During her recovery she began to explore art – a childhood hobby which entertained her mind as her body struggled to return to normality. Quickly, she found that her art was a release from her daily struggle and she began to cement her own unique style, teaching herself through experimentation and personal study. Her work didn’t rise to prominence until after her death. In the 1970s her work began to gain public attention and became iconic amongst feminist circles who applaud her exploration of the female experience. Over the last few decades, her works have continued to gain widespread acclaim and appreciation.
Kahlo was considered to be a part of the Mecianidad movement. An arts movement which sought define an identity for Mexico. She is often referred to as a Surrealist.
In 1929 Kahlo wed communist muralist Diego Rivera. Their marriage was tumultuous and in 1939, following a series of affairs on both sides, they divorced, only to remarry again a year later. Their relationship was tempestuous and unpredictable throughout. Kahlo was known to suffer from periods of great depression. Due to injuries sustained in the bus accident, she found herself unable to bear children and suffered a series of devastating miscarriages.
Instead, Kahlo turned her attention to animals and kept a variety of exotic and domestic pets. Amongst them were her pet spider monkeys, gifted by her husband, which she kept in the garden of her home. She was known to refer to them as symbols of the children she was never able to bear.
Of her 143 self-portraits, 55 include Kahlo’s pets. It is as though she saw them as an extension of her own self and being. Spider monkeys are known to have long, spindly legs and arms that look almost disproportionate to their body. Their strange appearance may have reflected Kahlo’s own discomfort with her physical body. Having contracted polio at an early age, she had one leg that was thinner than the other. She used colourful, large skirts to cover the disfigurement.
Kahlo doted on her pet monkeys. In her self-portraits, they are often shown sitting close to her, physically enfolding or grasping her in some way. They appear to be protective, friendly and gentle.

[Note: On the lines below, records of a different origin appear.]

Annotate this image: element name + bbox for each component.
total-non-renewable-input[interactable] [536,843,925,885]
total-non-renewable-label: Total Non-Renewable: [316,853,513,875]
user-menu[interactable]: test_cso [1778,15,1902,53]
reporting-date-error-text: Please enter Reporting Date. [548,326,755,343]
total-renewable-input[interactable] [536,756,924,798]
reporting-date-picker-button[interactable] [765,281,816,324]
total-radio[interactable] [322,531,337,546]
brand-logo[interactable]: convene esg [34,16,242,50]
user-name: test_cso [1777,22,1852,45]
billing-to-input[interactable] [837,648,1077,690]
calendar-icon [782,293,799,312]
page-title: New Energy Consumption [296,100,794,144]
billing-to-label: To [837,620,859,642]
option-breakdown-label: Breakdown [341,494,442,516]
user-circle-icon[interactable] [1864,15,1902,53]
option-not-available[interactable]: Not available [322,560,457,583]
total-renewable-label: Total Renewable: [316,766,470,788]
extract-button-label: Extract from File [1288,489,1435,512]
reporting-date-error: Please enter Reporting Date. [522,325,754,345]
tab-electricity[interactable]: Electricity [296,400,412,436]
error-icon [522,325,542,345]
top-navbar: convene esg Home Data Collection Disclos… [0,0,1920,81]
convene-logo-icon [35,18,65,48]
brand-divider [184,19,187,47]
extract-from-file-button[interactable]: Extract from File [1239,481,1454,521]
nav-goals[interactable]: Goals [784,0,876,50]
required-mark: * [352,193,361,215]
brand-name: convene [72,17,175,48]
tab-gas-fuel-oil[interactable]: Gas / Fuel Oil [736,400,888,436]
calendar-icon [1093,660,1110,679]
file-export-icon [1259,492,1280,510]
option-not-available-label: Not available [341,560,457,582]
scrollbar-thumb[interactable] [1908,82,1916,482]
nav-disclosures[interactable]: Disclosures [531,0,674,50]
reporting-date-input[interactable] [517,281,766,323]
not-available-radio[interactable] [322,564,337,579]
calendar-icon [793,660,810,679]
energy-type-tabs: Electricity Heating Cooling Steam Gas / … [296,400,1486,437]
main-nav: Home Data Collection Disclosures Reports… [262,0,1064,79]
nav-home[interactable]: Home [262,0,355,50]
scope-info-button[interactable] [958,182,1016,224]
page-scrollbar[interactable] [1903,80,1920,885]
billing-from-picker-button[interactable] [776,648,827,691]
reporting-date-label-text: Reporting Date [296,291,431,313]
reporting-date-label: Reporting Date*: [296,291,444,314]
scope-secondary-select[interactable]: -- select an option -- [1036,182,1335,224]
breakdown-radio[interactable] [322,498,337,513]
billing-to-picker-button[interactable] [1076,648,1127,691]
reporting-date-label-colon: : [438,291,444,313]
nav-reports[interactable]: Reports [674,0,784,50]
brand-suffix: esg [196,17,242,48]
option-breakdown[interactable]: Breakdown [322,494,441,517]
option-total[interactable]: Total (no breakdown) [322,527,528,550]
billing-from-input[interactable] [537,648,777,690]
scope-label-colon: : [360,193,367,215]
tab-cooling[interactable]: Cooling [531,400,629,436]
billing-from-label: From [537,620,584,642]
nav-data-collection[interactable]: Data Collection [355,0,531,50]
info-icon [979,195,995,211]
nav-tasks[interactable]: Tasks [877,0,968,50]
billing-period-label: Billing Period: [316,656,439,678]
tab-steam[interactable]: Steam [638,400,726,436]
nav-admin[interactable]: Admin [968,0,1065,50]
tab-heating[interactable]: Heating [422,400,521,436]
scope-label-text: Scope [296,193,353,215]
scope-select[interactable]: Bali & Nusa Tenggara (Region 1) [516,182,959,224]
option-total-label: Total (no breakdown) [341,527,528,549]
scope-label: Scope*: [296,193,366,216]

In many cultures, monkeys are used to symbolise lascivious, or primal behaviour. They are a mirror image of man, reminding him of his animal nature and close proximity to the natural world. Through monkeys, man sees his own connection to the animal kingdom with its uncontrollable, primal urges. In renaissance art, fettered monkeys were often used to symbolize men who are entrapped or bound by their desires.
In Kahlo’s paintings, monkeys do not appear in this way. They are more gentle, child-like and tender. Partially due to their wild natures, monkeys are often associated with fertility or lust in Mexican mythology. Kahlo’s trust and connection with her pets may have been in part due to her own feelings of inadequacy and frustration around her inability to carry to children. One of the reasons feminists celebrate Kahlo’s work is her unabashed claim to her own sexuality. She was not afraid to acknowledge her own sexual feelings or desires.
In Kahlo’s painting, the monkeys appear loyal. It feels as though Kahlo is connected with the creatures in some way. There is a bond there. Never the less, the monkeys also often appear by Kahlo’s shoulder or back, reflecting the image of a ‘monkey on your back’, a phrase commonly used to describe a problem or burden of some kind. With their association with animal nature, disfigured or primal humanity and lascivious primal urges, Kahlo may have felt at once supported by and burdened by her connection to her animal ancestors.